I have a dog now, she's 7 and she loves her pool but everytime they play in the pool she stinks. I have even tried making sure she was totally dry and still she has a funky odor. She's got a long coat and if there is any matts in her undercoat it holds the water. I would make sure shes totally groomed and bath with a gentle shampoo, but once a month should do the trick.


----------



## krystyne73 (Oct 13, 2010)

My Great Dane is almost 10, he doesn't have a stink but gets oily skin from laying around more than normal. I wash him more.
My Golden was getting stinky and I switched her to grain free and almost instantly her funk went away.


----------



## Freestep (May 1, 2011)

Bridget said:


> She doesn't act sick or in discomfort, except that she does chew on herself a lot. She has always had somewhat dry skin, which is why I hesitate to bathe her more often. I bathe dogs about once a month. Would it be too drying to Heidi's skin and coat to bathe her twice a month?


When dogs chew on themselves, they do get a funky odor. If you use a gentle, moisturizing shampoo and follow with a leave-in conditioner, it should help with the dryness and irritation. Oatmeal and baking soda is a good recipe that seems to soothe the skin, and shouldn't dry out the coat if you do it every 2-3 weeks.


----------



## Bridget (Apr 5, 2004)

Thanks everybody, great ideas. Heidi uses oatmeal and aloe Vera shampoo, Earthbath, so it should be pretty gentle. Maybe bathing every 2-3 weeks would do the trick. Also, I never thought about changing her diet, but will give that some thought too and maybe speak with her vet about it. I brush her quite often, but she is shedding like mad and has been all summer, so maybe that has something to do with the odor and the chewing. I could brush her every hour and I think it still wouldn't be enough!


----------



## JakodaCD OA (May 14, 2000)

I think every german shepherd owner should have a metro air force blower..I have had one for over 14 years and it's still going strong..I blow the dogs out usually once a week during the nice weather (you have to do it outside.

Keeps all the dust, dander and takes all that dead coat off..so much faster and easier than brushing..I could honestly not live without mine


----------



## Bridget (Apr 5, 2004)

What is a metro air force blower? And where do you get one and how much do they cost?


----------



## Freestep (May 1, 2011)

The Metro is a doggie blow dryer, it shoots out high-velocity wind through a hose that really helps to blast out water, dead hair, and dander. A high-velocity dryer is something that I would not want to groom without! There are many different brands and types of hi-v dryers, but the Metro is a relatively inexpensive one.

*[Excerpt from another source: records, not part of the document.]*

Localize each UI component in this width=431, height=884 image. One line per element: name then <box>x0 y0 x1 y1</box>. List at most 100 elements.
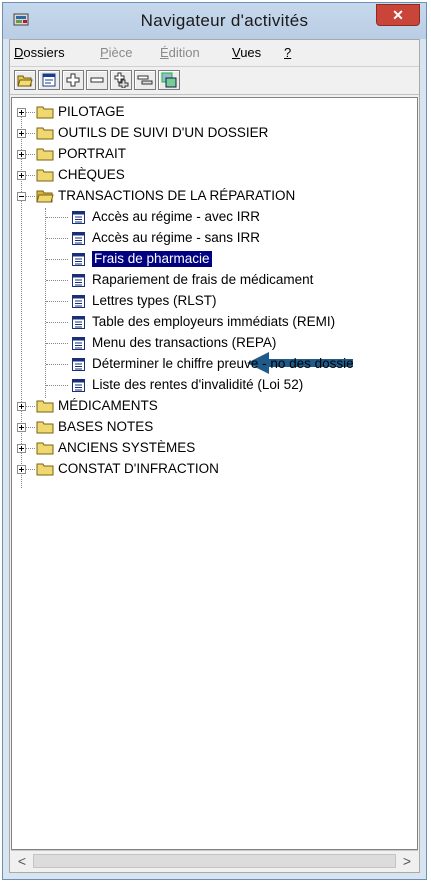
tree-folder[interactable]: CONSTAT D'INFRACTION <box>16 459 416 479</box>
document-icon <box>72 295 85 308</box>
tree-connector <box>46 343 68 345</box>
expand-toggle-icon[interactable] <box>17 465 26 474</box>
document-icon <box>72 337 85 350</box>
collapse-all-icon <box>137 75 153 85</box>
document-icon <box>72 316 85 329</box>
activity-tree[interactable]: PILOTAGE OUTILS DE SUIVI D'UN DOSSIER PORT… <box>11 97 418 850</box>
document-icon <box>72 253 85 266</box>
tree-folder-label: MÉDICAMENTS <box>58 398 158 413</box>
tree-item[interactable]: Déterminer le chiffre preuve - no des do… <box>16 354 417 374</box>
expand-toggle-icon[interactable] <box>17 402 26 411</box>
copy-windows-button[interactable] <box>158 70 180 90</box>
tree-item[interactable]: Rapariement de frais de médicament <box>16 270 417 290</box>
tree-connector <box>46 385 68 387</box>
tree-folder[interactable]: PORTRAIT <box>16 144 416 164</box>
tree-item[interactable]: Accès au régime - avec IRR <box>16 207 417 227</box>
expand-toggle-icon[interactable] <box>17 171 26 180</box>
tree-folder-label: CONSTAT D'INFRACTION <box>58 461 219 476</box>
expand-all-button[interactable] <box>110 70 132 90</box>
folder-icon <box>36 442 54 455</box>
document-icon <box>72 274 85 287</box>
title-bar[interactable]: Navigateur d'activités ✕ <box>3 3 426 39</box>
open-folder-button[interactable] <box>14 70 36 90</box>
folder-icon <box>36 169 54 182</box>
tree-connector <box>46 217 68 219</box>
collapse-all-button[interactable] <box>134 70 156 90</box>
copy-windows-icon <box>161 72 177 88</box>
tree-folder-label: PORTRAIT <box>58 146 127 161</box>
tree-folder-label: PILOTAGE <box>58 104 125 119</box>
menu-edition[interactable]: Édition <box>160 45 200 60</box>
scroll-left-button[interactable]: < <box>13 853 31 869</box>
horizontal-scrollbar[interactable]: < > <box>11 850 418 871</box>
collapse-toggle-icon[interactable] <box>17 192 26 201</box>
expand-icon <box>66 73 80 87</box>
tree-item-label: Déterminer le chiffre preuve - no des do… <box>92 356 354 371</box>
properties-button[interactable] <box>38 70 60 90</box>
close-button[interactable]: ✕ <box>376 4 420 26</box>
tree-folder[interactable]: TRANSACTIONS DE LA RÉPARATION <box>16 186 416 206</box>
tree-item[interactable]: Lettres types (RLST) <box>16 291 417 311</box>
expand-toggle-icon[interactable] <box>17 150 26 159</box>
tree-item-label: Accès au régime - sans IRR <box>92 230 261 245</box>
window-content: Dossiers Pièce Édition Vues ? PILOTAGE O… <box>9 39 420 873</box>
collapse-button[interactable] <box>86 70 108 90</box>
tree-folder[interactable]: ANCIENS SYSTÈMES <box>16 438 416 458</box>
tree-folder-label: TRANSACTIONS DE LA RÉPARATION <box>58 188 296 203</box>
scroll-right-button[interactable]: > <box>398 853 416 869</box>
tree-item-label: Liste des rentes d'invalidité (Loi 52) <box>92 377 304 392</box>
folder-icon <box>36 148 54 161</box>
tree-folder[interactable]: MÉDICAMENTS <box>16 396 416 416</box>
tree-folder[interactable]: CHÈQUES <box>16 165 416 185</box>
tree-folder-label: ANCIENS SYSTÈMES <box>58 440 196 455</box>
menu-help[interactable]: ? <box>284 45 291 60</box>
tree-connector <box>46 364 68 366</box>
expand-toggle-icon[interactable] <box>17 444 26 453</box>
tree-connector <box>46 280 68 282</box>
tree-folder[interactable]: BASES NOTES <box>16 417 416 437</box>
open-folder-icon <box>17 75 33 87</box>
tree-item-label: Accès au régime - avec IRR <box>92 209 261 224</box>
folder-icon <box>36 127 54 140</box>
folder-icon <box>36 400 54 413</box>
tree-folder-label: CHÈQUES <box>58 167 125 182</box>
expand-all-icon <box>114 72 129 88</box>
scroll-thumb[interactable] <box>33 854 396 868</box>
tree-connector <box>46 301 68 303</box>
menu-piece[interactable]: Pièce <box>100 45 133 60</box>
folder-icon <box>36 106 54 119</box>
tree-folder-label: BASES NOTES <box>58 419 154 434</box>
menu-vues[interactable]: Vues <box>232 45 261 60</box>
tree-connector <box>46 259 68 261</box>
tree-folder[interactable]: PILOTAGE <box>16 102 416 122</box>
tree-folder[interactable]: OUTILS DE SUIVI D'UN DOSSIER <box>16 123 416 143</box>
folder-open-icon <box>36 190 54 203</box>
tree-item-selected[interactable]: Frais de pharmacie <box>16 249 417 269</box>
window-title: Navigateur d'activités <box>140 11 309 30</box>
document-icon <box>72 211 85 224</box>
tree-item[interactable]: Menu des transactions (REPA) <box>16 333 417 353</box>
properties-icon <box>42 73 56 87</box>
document-icon <box>72 379 85 392</box>
folder-icon <box>36 463 54 476</box>
collapse-icon <box>90 77 104 83</box>
menu-bar: Dossiers Pièce Édition Vues ? <box>10 40 419 67</box>
menu-dossiers[interactable]: Dossiers <box>14 45 65 60</box>
activity-navigator-window: Navigateur d'activités ✕ Dossiers Pièce … <box>2 2 427 880</box>
expand-button[interactable] <box>62 70 84 90</box>
toolbar <box>10 68 419 95</box>
tree-item[interactable]: Liste des rentes d'invalidité (Loi 52) <box>16 375 417 395</box>
document-icon <box>72 232 85 245</box>
expand-toggle-icon[interactable] <box>17 423 26 432</box>
folder-icon <box>36 421 54 434</box>
expand-toggle-icon[interactable] <box>17 129 26 138</box>
expand-toggle-icon[interactable] <box>17 108 26 117</box>
tree-item-label: Frais de pharmacie <box>92 251 212 267</box>
tree-item[interactable]: Table des employeurs immédiats (REMI) <box>16 312 417 332</box>
app-icon <box>13 13 29 26</box>
tree-item-label: Rapariement de frais de médicament <box>92 272 314 287</box>
tree-item-label: Menu des transactions (REPA) <box>92 335 277 350</box>
tree-connector <box>46 322 68 324</box>
tree-item[interactable]: Accès au régime - sans IRR <box>16 228 417 248</box>
tree-connector <box>46 238 68 240</box>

Air Force Commander 2-Speed Pet Dryers | PetEdge.com

Edited to add: Get the most powerful one you can afford. For a big, double coated dog like a GSD, the more powerful the better. In my grooming shop, I use a dryer that is so powerful it can blow a small dog off the table if you aren't careful!


----------



## Freestep (May 1, 2011)

Bridget said:


> Heidi uses oatmeal and aloe Vera shampoo, Earthbath, so it should be pretty gentle. Maybe bathing every 2-3 weeks would do the trick.


Earthbath is an excellent product, and I wouldn't have any misgivings about bathing every 2 weeks with it.


----------



## Bridget (Apr 5, 2004)

I will have to look around for a Metro dryer. Thanks.


----------